Si les différents protagonistes s'arrosent de leur sperme et de leur urine lors de chaleureux ébats le film est quant à lui arrosé d'une bonne dose d'humour qui le rend ludique et décontracté. Sénécal ne craint pas de son coté d'asperger l'ensemble d'un zeste de mauvais goût en apostrophant les moeurs d'époque par le biais cette fois de Mort à Venise, une audace impensable aujourd'hui, lorsqu'il pousse les mineurs a ne pas avoir peur d'avoir des relations sexuelles. Les anges n'ont pas de sexe comme le démontrera plus tard Lionel Soukaz. On rira donc de bon coeur en voyant Tadzio, le célèbre adolescent héros du film de Visconti, sodomiser son amant de passage qu'il envoie au 7ème ciel!
On reconnaitra également à Sénécal d'avoir su éviter cette fois certains lieux communs aux films X gay à savoir l'association homosexualité=pissotière et culturistes même si Sénécal nous offre une magnifique séquence dans les toilettes publiques, Philippe observant un homme entrain de se masturber et jouir dans son slip à travers un trou percé dans le mur. Après son départ, il ramassera le sous vêtement souillé et l'enfilera pour se masturber à son tour à l'intérieur. Puissamment excitant ou la virilité dans toute sa splendeur! La chambre des fantasmes n'est jamais vulgaire ni sordide. Les scènes de sexe sont belles, bien filmées et savent parfaitement montrées les amours viriles, la force érogène de la sexualité masculine. Il met en scène toute une pléiade de jeunes garçons au charme fortement estampillé années 70 tous plus beaux les uns que les autres, Philippe Veschi le héros en tête, qui devraient combler tous les amoureux de cheveux longs et jeans pattes d'eph' trop moulants. Une partie des acteurs seront par la suite au générique de Race d'Ep de Soukaz et Il était une fois un homosexuel.

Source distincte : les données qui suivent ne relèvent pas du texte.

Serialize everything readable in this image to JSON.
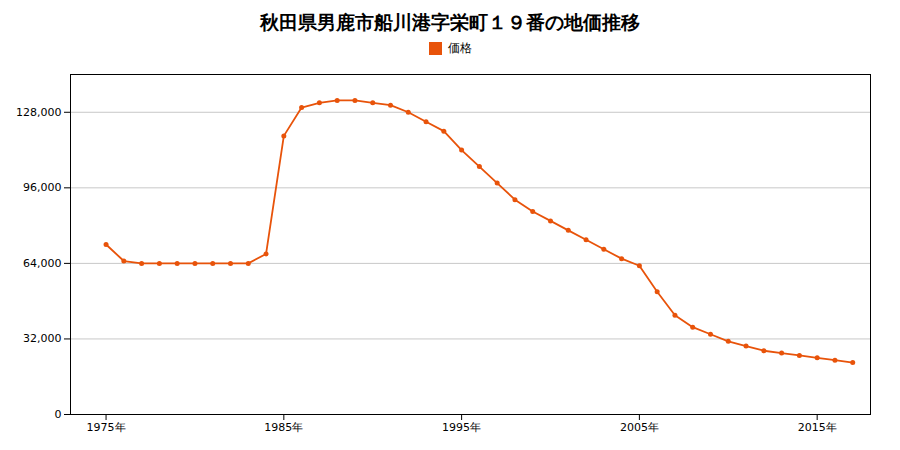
{
  "chart_data": {
    "type": "line",
    "title": "秋田県男鹿市船川港字栄町１９番の地価推移",
    "x": [
      1975,
      1976,
      1977,
      1978,
      1979,
      1980,
      1981,
      1982,
      1983,
      1984,
      1985,
      1986,
      1987,
      1988,
      1989,
      1990,
      1991,
      1992,
      1993,
      1994,
      1995,
      1996,
      1997,
      1998,
      1999,
      2000,
      2001,
      2002,
      2003,
      2004,
      2005,
      2006,
      2007,
      2008,
      2009,
      2010,
      2011,
      2012,
      2013,
      2014,
      2015,
      2016,
      2017
    ],
    "series": [
      {
        "name": "価格",
        "color": "#E8530A",
        "marker": "circle",
        "values": [
          72000,
          65000,
          64000,
          64000,
          64000,
          64000,
          64000,
          64000,
          64000,
          68000,
          118000,
          130000,
          132000,
          133000,
          133000,
          132000,
          131000,
          128000,
          124000,
          120000,
          112000,
          105000,
          98000,
          91000,
          86000,
          82000,
          78000,
          74000,
          70000,
          66000,
          63000,
          52000,
          42000,
          37000,
          34000,
          31000,
          29000,
          27000,
          26000,
          25000,
          24000,
          23000,
          22000
        ]
      }
    ],
    "xlim": [
      1973,
      2018
    ],
    "xticks": [
      {
        "value": 1975,
        "label": "1975年"
      },
      {
        "value": 1985,
        "label": "1985年"
      },
      {
        "value": 1995,
        "label": "1995年"
      },
      {
        "value": 2005,
        "label": "2005年"
      },
      {
        "value": 2015,
        "label": "2015年"
      }
    ],
    "ylim": [
      0,
      144000
    ],
    "yticks": [
      0,
      {
        "value": 32000,
        "label": "32,000"
      },
      {
        "value": 64000,
        "label": "64,000"
      },
      {
        "value": 96000,
        "label": "96,000"
      },
      {
        "value": 128000,
        "label": "128,000"
      }
    ],
    "grid": "y",
    "legend": "top"
  }
}
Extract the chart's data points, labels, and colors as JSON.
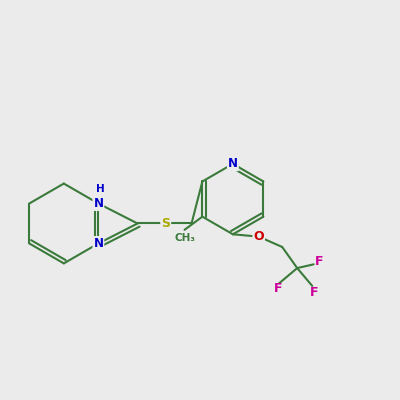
{
  "background_color": "#ebebeb",
  "bond_color": "#3a7a3a",
  "bond_width": 1.5,
  "colors": {
    "N": "#0000cc",
    "S": "#aaaa00",
    "O": "#cc0000",
    "F": "#cc0099",
    "C": "#3a7a3a"
  },
  "figsize": [
    4.0,
    4.0
  ],
  "dpi": 100
}
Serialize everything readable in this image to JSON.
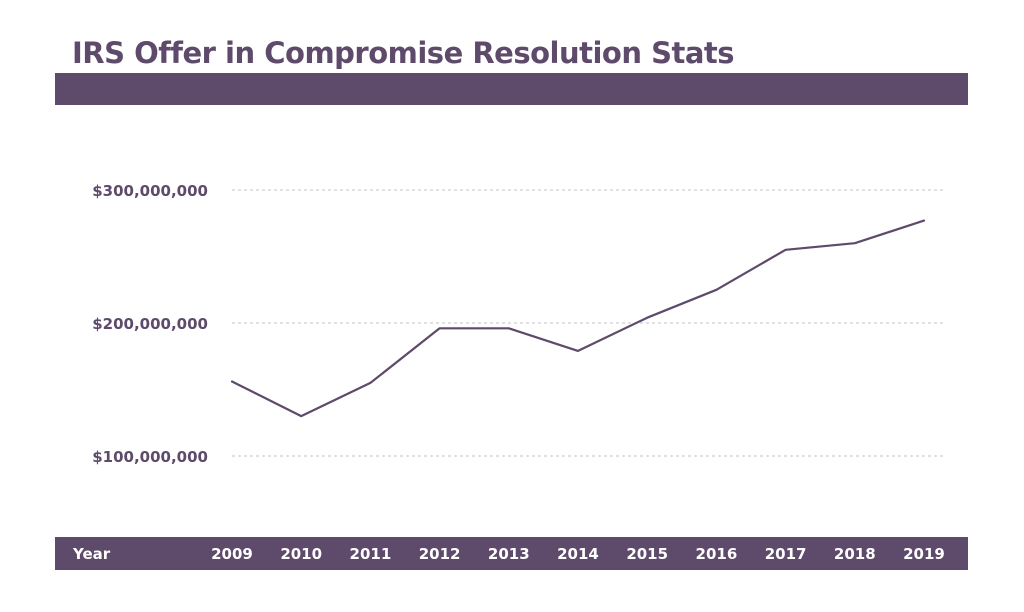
{
  "chart_data": {
    "type": "line",
    "title": "IRS Offer in Compromise Resolution Stats",
    "xlabel": "Year",
    "ylabel": "",
    "x": [
      "2009",
      "2010",
      "2011",
      "2012",
      "2013",
      "2014",
      "2015",
      "2016",
      "2017",
      "2018",
      "2019"
    ],
    "series": [
      {
        "values": [
          156000000,
          130000000,
          155000000,
          196000000,
          196000000,
          179000000,
          204000000,
          225000000,
          255000000,
          260000000,
          277000000
        ]
      }
    ],
    "ylim": [
      100000000,
      300000000
    ],
    "yticks": [
      300000000,
      200000000,
      100000000
    ],
    "ytick_labels": [
      "$300,000,000",
      "$200,000,000",
      "$100,000,000"
    ],
    "grid": true,
    "legend": "none",
    "colors": {
      "accent": "#5e4a6b",
      "grid": "#c7bfcd"
    }
  }
}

Malgré son coté enjoué, La chambre des phantasmes se permet cependant une conclusion assez sombre. Lorsque se termine l'ultime sketch, celui, superbe, totalement fantasmatique des douches publiques communes dans lesquelles se lavent, se savonnent et s'aiment une extraordinaire brochette de jeunes voyous, la caméra dans un long mouvement arrière abandonne son jeune héros à sa solitude, tristement couché dans son lit après avoir joui. Le fantasme reste malheureusement qu'un fantasme, il est à jamais synonyme de solitude et de désespoir. Telle est l'implacable réalité.
La chambre des fantasmes fait incontestablement partie des meilleurs hardcore gay français de la première heure même s'il n'atteint pas la magie des Phallophiles ou n'égale pas certaines oeuvres telle Equation à un inconnu. Voilà un bel exemple de porno homosexuel fantasmagorique qui nous replonge dans le Paris de ces années 70 bénies, à une époque pré-sida où la sexualité était encore joyeusement insouciante, où les garçons se déclinaient certes selon la longueur de leur sexe mais aussi celle de leurs cheveux. De quoi nous faire fantasmer à notre tour, seul dans notre chambre... ou en compagnie fictive de Philippe Veschi.